Crime may be no more than a momentary failure (I find the long-drawn romanticised melodrama of Lord Jim exceedingly tedious). The ‘crime of passion’ has found a sudden weakness in our elaborate armour of self-regard. Our condemnation will go, rightly, to a deliberate avoidance of faith and betrayal of trust. Mr. Verloc’s crime is not the placing of a bomb, nor even blowing up poor Stevie. It is against Winnie.

The novelist is handicapped by the feebleness, the imprecision of his words, his chosen medium. He envies the painter, who curses the unreliability of chemicals, or the musician, whose violins are never truly in tune. Who has the closer, the more direct access to the human heart? Each can do what the other cannot. The artist, to the world an eccentric and quite pleasantly barmy, is – also in general – personally violent, unpredictable and unreliable; in human terms often a mental defective. The converse holds good, and the mentally handicapped are often remarkable artists; their metaphysical alertness and awareness are greater than ours. The fact has led many to speculate upon the role played by the jester in medieval courts – as it were, a metaphysical antidote to autocracy and crime. Or the dwarfs in Las Meninas – a summit, surely, in pictorial art? There was a congress (Figeac, France, July 1991) of the mentally handicapped, who there displayed their arts. Peter Brook, the man of the theatre, was struck by the splendour of these talents. And ‘yes,’ remarked a doctor who works with them (quoted by Libération of Saturday, July 20), ‘one has a metaphysical envy of these people.’ The French word envie contains both envy and desire.
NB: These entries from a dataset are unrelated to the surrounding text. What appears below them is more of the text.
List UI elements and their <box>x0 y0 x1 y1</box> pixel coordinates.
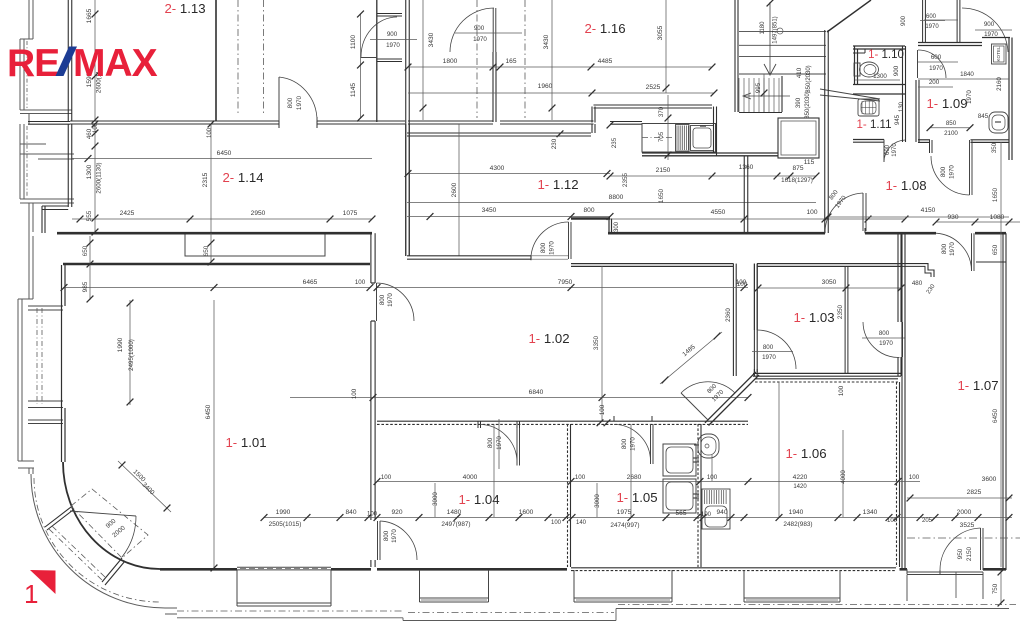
shaft box <box>778 118 819 158</box>
svg-text:1970: 1970 <box>549 241 556 255</box>
dim 600 1970 shaft top <box>920 20 945 22</box>
svg-text:940: 940 <box>716 509 727 516</box>
wall curved facade southwest outer <box>31 474 165 608</box>
svg-text:950: 950 <box>957 548 964 559</box>
wall bottom right y569 <box>900 568 908 571</box>
svg-text:1340: 1340 <box>863 509 878 516</box>
wall hidden room divider x216 <box>215 0 217 121</box>
svg-text:1360: 1360 <box>739 164 754 171</box>
wall 2-1.13 east face x377 <box>376 0 378 122</box>
svg-text:RE: RE <box>7 42 59 85</box>
wall 1-1.01 north y265 <box>63 263 370 266</box>
svg-text:1975: 1975 <box>617 509 632 516</box>
door 800/1970 1-1.03 west <box>754 330 756 369</box>
wall 2-1.16 south west part <box>408 120 493 122</box>
dim 995 left of stairs <box>763 74 765 112</box>
svg-text:230: 230 <box>551 138 558 149</box>
svg-text:1940: 1940 <box>789 509 804 516</box>
svg-text:100: 100 <box>575 474 586 481</box>
window bay 3 <box>573 570 575 602</box>
boiler KOTEL <box>992 44 1007 64</box>
svg-text:2350: 2350 <box>837 304 844 319</box>
door 900/1970 between 2-1.13 and 2-1.16 <box>377 13 402 15</box>
stair lower flight treads <box>738 78 740 112</box>
svg-text:2495(1000): 2495(1000) <box>128 339 135 371</box>
svg-text:800: 800 <box>940 166 947 177</box>
svg-text:800: 800 <box>487 437 494 448</box>
double sink 1-1.05 upper <box>663 444 696 476</box>
wall 1-1.07 west x903 <box>901 233 903 568</box>
facade bottom outer right <box>618 604 1016 606</box>
door 600/1970 corridor to 1-1.09 <box>917 50 919 78</box>
dim 1500/3400 diagonal <box>118 461 171 512</box>
wall outer right top <box>982 37 1010 39</box>
svg-text:930: 930 <box>947 214 958 221</box>
svg-text:1970: 1970 <box>925 24 939 30</box>
svg-text:1075: 1075 <box>343 210 358 217</box>
svg-text:1- 1.11: 1- 1.11 <box>857 119 892 131</box>
svg-text:1970: 1970 <box>879 340 893 347</box>
wall 1-1.03 east x899 <box>897 233 899 322</box>
svg-text:2315: 2315 <box>202 172 209 187</box>
entrance recess sides <box>906 575 908 602</box>
svg-text:6450: 6450 <box>992 408 999 423</box>
axis dash-dot 2-1.13 a <box>237 0 239 116</box>
door 800/1970 1-1.08 west entry <box>824 228 826 233</box>
axis dash-dot 2-1.16 a <box>476 0 478 118</box>
window bay 1 <box>237 566 331 568</box>
svg-text:1480: 1480 <box>447 509 462 516</box>
door 800/1970 1-1.03 east <box>902 322 904 357</box>
svg-text:845: 845 <box>978 113 989 120</box>
svg-text:800: 800 <box>540 242 547 253</box>
dim 3050 <box>758 287 901 289</box>
wall left facade lower <box>28 236 30 299</box>
svg-text:1300: 1300 <box>873 73 887 80</box>
svg-text:1970: 1970 <box>473 36 487 43</box>
svg-text:555: 555 <box>86 210 93 221</box>
wall dashed y422 1-1.04 1-1.05 north <box>377 420 748 422</box>
svg-text:800: 800 <box>621 438 628 449</box>
svg-text:100: 100 <box>381 474 392 481</box>
dim 8800 <box>407 202 816 204</box>
kitchen stove hatched <box>676 125 690 152</box>
wall 1-1.12 closet y218 <box>571 217 610 220</box>
dim 7950 100b <box>377 287 748 289</box>
svg-text:600: 600 <box>926 14 937 20</box>
door 800/1970 1-1.04 bottom <box>370 521 372 560</box>
svg-text:100: 100 <box>551 520 562 526</box>
dim 370 705 chain <box>667 95 669 160</box>
dim 2825 <box>907 497 1012 499</box>
svg-text:2360: 2360 <box>725 308 732 322</box>
svg-text:1970: 1970 <box>387 293 394 307</box>
wall bottom main y569 <box>160 568 237 571</box>
wall dashed 1-1.06 west diagonal <box>705 379 755 423</box>
svg-text:2425: 2425 <box>120 210 135 217</box>
axis curved facade dash-dot <box>34 478 160 602</box>
dim 850 2100 845 <box>930 127 970 129</box>
dim row 4550 100 <box>610 218 905 220</box>
svg-text:3050: 3050 <box>822 279 837 286</box>
svg-text:1100: 1100 <box>350 35 357 50</box>
svg-text:800: 800 <box>383 530 390 541</box>
svg-text:2160: 2160 <box>996 77 1003 91</box>
wall dashed 1-1.06 north y380 <box>755 378 898 380</box>
svg-text:2600: 2600 <box>451 182 458 197</box>
dim row 1960 2525 <box>408 92 714 94</box>
svg-text:1990: 1990 <box>276 509 291 516</box>
svg-text:1970: 1970 <box>762 354 776 361</box>
svg-text:850(2030): 850(2030) <box>805 91 811 118</box>
shaft top right <box>922 0 924 43</box>
svg-text:875: 875 <box>792 165 803 172</box>
svg-text:945: 945 <box>895 114 901 125</box>
dim 750 <box>1000 570 1002 605</box>
wall long y264 from x571 <box>571 263 734 265</box>
svg-text:900: 900 <box>387 31 398 38</box>
svg-text:390: 390 <box>795 97 802 108</box>
dim 2315 <box>210 124 212 233</box>
svg-text:2150: 2150 <box>656 167 671 174</box>
kitchen unit counter <box>642 124 716 153</box>
door 800/1970 1-1.04 <box>477 421 479 428</box>
svg-text:205: 205 <box>922 518 933 524</box>
dim 1485 diagonal <box>660 332 722 384</box>
svg-text:2474(997): 2474(997) <box>610 522 639 529</box>
wall 2-1.13 east / 2-1.16 west with door <box>405 0 407 256</box>
svg-text:1: 1 <box>24 579 38 609</box>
We do not know at what moment the man or woman who commits a crime of violence can be held responsible. An Observer report of the same date upon the syndrome of the battered wife and the legal doctrine of provocation is before me as I write. We know less still, in a world where irresponsibility can be so generously rewarded with wealth and fame. A court, in Europe, can be turned upon a hairsbreadth. Release? Imprisonment? A psychiatric ward? And which will engender the most suffering?

What is the artist’s given work? To be an honest witness to his times, to hold up mirrors? He cannot be truly objective; always he will be the prisoner of thought and of senses, of emotion shaped by birth, by environment, by experience. His duty, and his answerability, will be to increase awareness: among the normal of this world; those who ignore or deny; those whose sensitivities have not been awakened.

Crime is the pathology of the human condition, the moment after, it may be, a long drawn-out disturbance or perversion, at which the delicate balance of metabolism – decidedly, this prefix pursues one – tilts into morbidity.

As with all pathological conditions it is sad, sordid, smells bad. Woe then to the pathologist who should lack self-awareness, humour, and humility.

What is one then? The doctor? Or the mental defective?